Hold up, let’s check the data before dreaming.
BTC swept between 76500-78650 yesterday, with a range of 2100 bucks, and closed nearly flat (-0.07%). ETH, on the other hand, was straightforward, down 1.7%, clearly indicating the rebound is weak. The funding rates for BTC and ETH are both negative; continuous negative funding rates mean what? Bulls are paying the bears, showing shrinking market bullish sentiment.
24h trading volume: BTC 12.67 billion, ETH 10.3 billion, which isn’t low, but prices are stagnant—typical "volume stagnation". This setup at a rebound high likely indicates the whales are offloading while retail is picking up the bags.
Direction assessment: short-term bearish.
The logic is simple: ① BTC has hit resistance near 79000 (R1: 79075) for two consecutive days and has pulled back each time it reached new highs. ② Funding rates remain negative; bulls lack the desire to add to their positions. ③ ETH’s decline is 25 times that of BTC, altcoins leading the way suggests a high probability of a market-wide drop.

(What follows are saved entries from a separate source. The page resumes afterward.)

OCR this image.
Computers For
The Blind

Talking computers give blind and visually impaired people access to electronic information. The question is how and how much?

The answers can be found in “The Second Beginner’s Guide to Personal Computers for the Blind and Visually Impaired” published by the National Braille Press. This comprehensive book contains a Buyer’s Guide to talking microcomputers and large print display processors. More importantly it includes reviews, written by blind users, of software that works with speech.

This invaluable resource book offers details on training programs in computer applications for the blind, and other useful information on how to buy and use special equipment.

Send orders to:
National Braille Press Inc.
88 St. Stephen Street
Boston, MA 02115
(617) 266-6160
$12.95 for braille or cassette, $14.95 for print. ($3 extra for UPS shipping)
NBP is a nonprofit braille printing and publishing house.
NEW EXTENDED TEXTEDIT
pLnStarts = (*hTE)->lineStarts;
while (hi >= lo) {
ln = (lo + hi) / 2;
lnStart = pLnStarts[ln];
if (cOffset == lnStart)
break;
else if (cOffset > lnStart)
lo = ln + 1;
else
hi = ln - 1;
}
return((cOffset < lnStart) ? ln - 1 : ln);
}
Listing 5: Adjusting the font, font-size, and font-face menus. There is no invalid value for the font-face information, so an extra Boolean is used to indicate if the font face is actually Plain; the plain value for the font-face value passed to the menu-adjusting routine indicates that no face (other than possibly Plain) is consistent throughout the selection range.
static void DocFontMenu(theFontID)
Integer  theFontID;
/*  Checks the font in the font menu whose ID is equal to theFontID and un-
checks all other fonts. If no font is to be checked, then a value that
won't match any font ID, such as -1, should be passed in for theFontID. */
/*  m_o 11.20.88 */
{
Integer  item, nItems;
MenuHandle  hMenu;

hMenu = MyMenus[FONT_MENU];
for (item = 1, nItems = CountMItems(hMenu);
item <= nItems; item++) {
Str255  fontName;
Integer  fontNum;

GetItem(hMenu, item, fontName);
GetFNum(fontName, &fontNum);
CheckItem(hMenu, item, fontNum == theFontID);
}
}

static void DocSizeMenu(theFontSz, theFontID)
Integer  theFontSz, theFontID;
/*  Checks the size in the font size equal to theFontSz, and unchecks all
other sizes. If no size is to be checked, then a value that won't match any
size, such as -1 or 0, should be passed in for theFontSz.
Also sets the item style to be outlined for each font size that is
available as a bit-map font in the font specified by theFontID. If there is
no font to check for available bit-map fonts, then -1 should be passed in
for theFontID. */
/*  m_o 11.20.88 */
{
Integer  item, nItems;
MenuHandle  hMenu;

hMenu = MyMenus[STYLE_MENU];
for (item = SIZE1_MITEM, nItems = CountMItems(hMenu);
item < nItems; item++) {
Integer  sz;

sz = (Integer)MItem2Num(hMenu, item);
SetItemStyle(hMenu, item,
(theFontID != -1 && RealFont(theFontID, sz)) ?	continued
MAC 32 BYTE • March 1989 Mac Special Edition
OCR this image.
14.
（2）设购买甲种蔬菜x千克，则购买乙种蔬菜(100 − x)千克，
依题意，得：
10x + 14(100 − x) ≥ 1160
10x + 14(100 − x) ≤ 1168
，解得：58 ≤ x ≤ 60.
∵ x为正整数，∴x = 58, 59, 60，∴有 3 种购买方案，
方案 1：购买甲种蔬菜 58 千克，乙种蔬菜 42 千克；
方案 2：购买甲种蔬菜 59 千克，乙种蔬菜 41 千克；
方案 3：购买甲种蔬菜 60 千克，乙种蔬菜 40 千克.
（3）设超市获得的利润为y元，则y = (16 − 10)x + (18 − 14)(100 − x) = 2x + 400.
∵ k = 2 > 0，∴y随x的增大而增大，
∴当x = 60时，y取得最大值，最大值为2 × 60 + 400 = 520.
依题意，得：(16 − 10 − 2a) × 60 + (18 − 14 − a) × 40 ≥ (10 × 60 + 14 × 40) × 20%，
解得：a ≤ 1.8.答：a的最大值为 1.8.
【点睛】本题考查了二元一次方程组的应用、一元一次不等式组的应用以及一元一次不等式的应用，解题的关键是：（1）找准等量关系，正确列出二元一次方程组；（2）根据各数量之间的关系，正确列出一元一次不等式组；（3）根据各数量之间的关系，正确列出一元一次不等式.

Key price levels: Break below 76900 (S1: 76931) → looking at the round number 76000, if this level breaks, we’re headed to 75000. Break above 79100 (R1: 79075) with volume → then we can talk about continuing the rebound.
BNB is holding steady at +0.15%, 639 just sitting there like it’s watching a show. But don’t forget, BNB’s resilience often foreshadows a market-wide correction.
Summary: Don’t be fooled by the sideways action; the funding rates and ETH’s weakness have already given us the answer. Don’t chase the rebound; wait for a break below support to follow the trend.